Given that ”I’m O.K. — You’re O.K.” is a brainy and challenging book by contemporary standards, it’s chastening to realize that it was itself a popularization of a popularization. Its predecessor — by Harris’s mentor, the psychiatrist Dr. Eric Berne — was Games People Play: The Psychology of Human Relationships, which hovered on the best-seller lists for a couple of years before ”I’m O.K. — You’re O.K.” became a fixture in the No. 1 slot. The comparison is illuminating. Berne, who developed transactional analysis, provides the general reader with a field guide to ”games,” familiar patterns of interaction that rely on plausible cover stories to conceal ulterior, often unconscious, motives. In the game of ‘‘Why Don’t You — Yes But,’‘ players begin by bemoaning a problem and inviting others to suggest solutions, all of which will be shot down. The real object, Berne writes, is ”to demonstrate that no one can give them an acceptable suggestion.”

Cataloging such games necessarily fosters an ironic, if not outright jaundiced, view of human nature, evident in Berne’s taxonomy; game titles include ”Let’s You and Him Fight” and ”Now I’ve Got You, You Son of a Bitch.” (The player of the latter game secretly welcomes being wronged: ”Ever since early childhood he had looked for similar injustices, received them with delight and exploited them with the same vigor.”) Berne called games ”necessary and desirable” because intimacy, the highest form of interaction, ”is rare, and even then it is primarily a private matter.”

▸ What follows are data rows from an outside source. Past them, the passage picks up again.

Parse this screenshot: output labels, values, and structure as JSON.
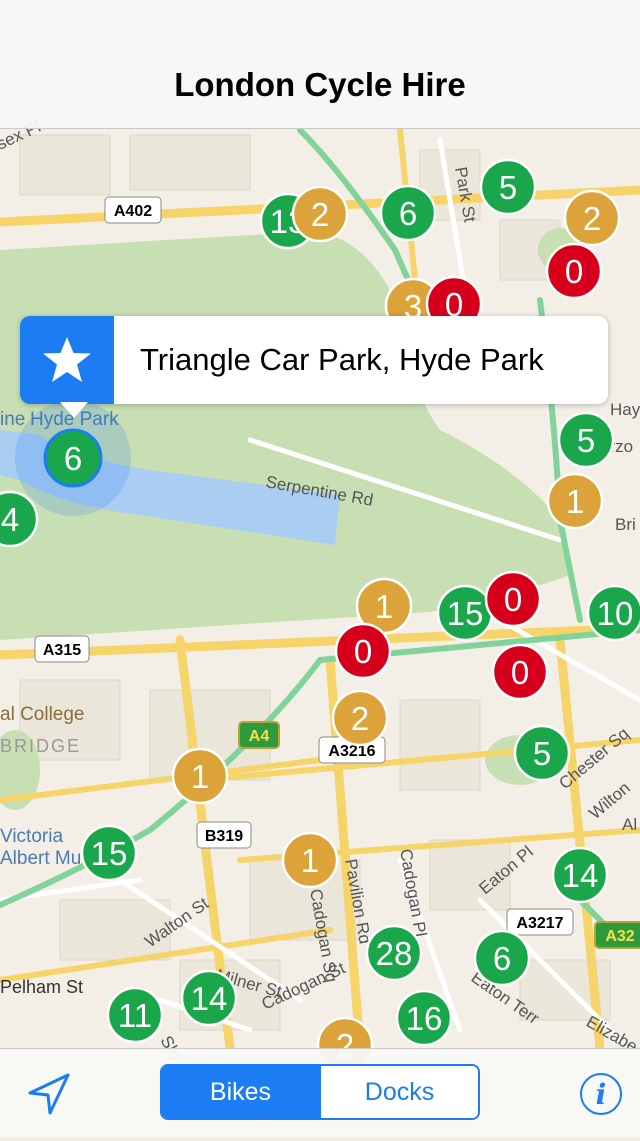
{
  "nav": {
    "title": "London Cycle Hire"
  },
  "callout": {
    "text": "Triangle Car Park, Hyde Park",
    "icon": "star-icon"
  },
  "toolbar": {
    "locate_icon": "location-arrow-icon",
    "segments": [
      {
        "label": "Bikes",
        "selected": true
      },
      {
        "label": "Docks",
        "selected": false
      }
    ],
    "info_icon": "info-icon",
    "info_label": "i"
  },
  "colors": {
    "accent": "#1c7cf4",
    "available": "#1aa64a",
    "low": "#dba33a",
    "empty": "#d6001c",
    "park": "#c8dfb3",
    "water": "#aacdf2"
  },
  "road_labels": [
    "A402",
    "A315",
    "A4",
    "A3216",
    "B319",
    "A3217",
    "A32"
  ],
  "street_labels": [
    "Serpentine Rd",
    "Park St",
    "Walton St",
    "Pelham St",
    "Cadogan Pl",
    "Cadogan St",
    "Pavilion Rd",
    "Eaton Pl",
    "Eaton Terr",
    "Chester Sq",
    "Wilton",
    "Elizabe",
    "Milner St",
    "Hyde Park",
    "Victoria",
    "Albert Muse",
    "al College",
    "BRIDGE",
    "Slo",
    "Cadogan Sq",
    "Bri",
    "Hay",
    "arzo",
    "sex Pl",
    "ine",
    "Al"
  ],
  "stations": [
    {
      "count": "6",
      "status": "selected"
    },
    {
      "count": "13",
      "status": "available"
    },
    {
      "count": "2",
      "status": "low"
    },
    {
      "count": "6",
      "status": "available"
    },
    {
      "count": "5",
      "status": "available"
    },
    {
      "count": "2",
      "status": "low"
    },
    {
      "count": "0",
      "status": "empty"
    },
    {
      "count": "3",
      "status": "low"
    },
    {
      "count": "0",
      "status": "empty"
    },
    {
      "count": "5",
      "status": "available"
    },
    {
      "count": "1",
      "status": "low"
    },
    {
      "count": "4",
      "status": "available"
    },
    {
      "count": "1",
      "status": "low"
    },
    {
      "count": "15",
      "status": "available"
    },
    {
      "count": "0",
      "status": "empty"
    },
    {
      "count": "10",
      "status": "available"
    },
    {
      "count": "0",
      "status": "empty"
    },
    {
      "count": "0",
      "status": "empty"
    },
    {
      "count": "2",
      "status": "low"
    },
    {
      "count": "5",
      "status": "available"
    },
    {
      "count": "1",
      "status": "low"
    },
    {
      "count": "15",
      "status": "available"
    },
    {
      "count": "1",
      "status": "low"
    },
    {
      "count": "14",
      "status": "available"
    },
    {
      "count": "28",
      "status": "available"
    },
    {
      "count": "6",
      "status": "available"
    },
    {
      "count": "11",
      "status": "available"
    },
    {
      "count": "14",
      "status": "available"
    },
    {
      "count": "16",
      "status": "available"
    },
    {
      "count": "2",
      "status": "low"
    }
  ]
}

Three years later, in 1967, (webmaster note: I’m OK – You’re OK was published in 1969, not 1967) Harris took Berne’s description of how people behave and reworked it into a prescription for how everyone could behave better. He wrote that ”games nearly always are destructive, inasmuch as their dynamic is ulterior, and the ulterior quality is the antithesis to intimacy.” Harris called for a new, intimate social order in which ”giving and sharing are spontaneous expressions of joy rather than responses to socially programmed rituals.”

Common sense suggests that achieving intimacy in most of our daily relations would be not only impractical but intolerable. Yet by the time Harris was repackaging transactional analysis as self-help, common sense took a backseat to idealism. Transactional analysis, he argued, should be mandated for newlywed couples. It could restore psychotics to reality, prevent teenage sex, stabilize manic-depressives, end child abuse, mend the generation gap, transform international relations and effect world peace. It was a power eminently devolvable to the people. That starry-eyed dream may have been misguided, but the capacity to dream it is something to be envied.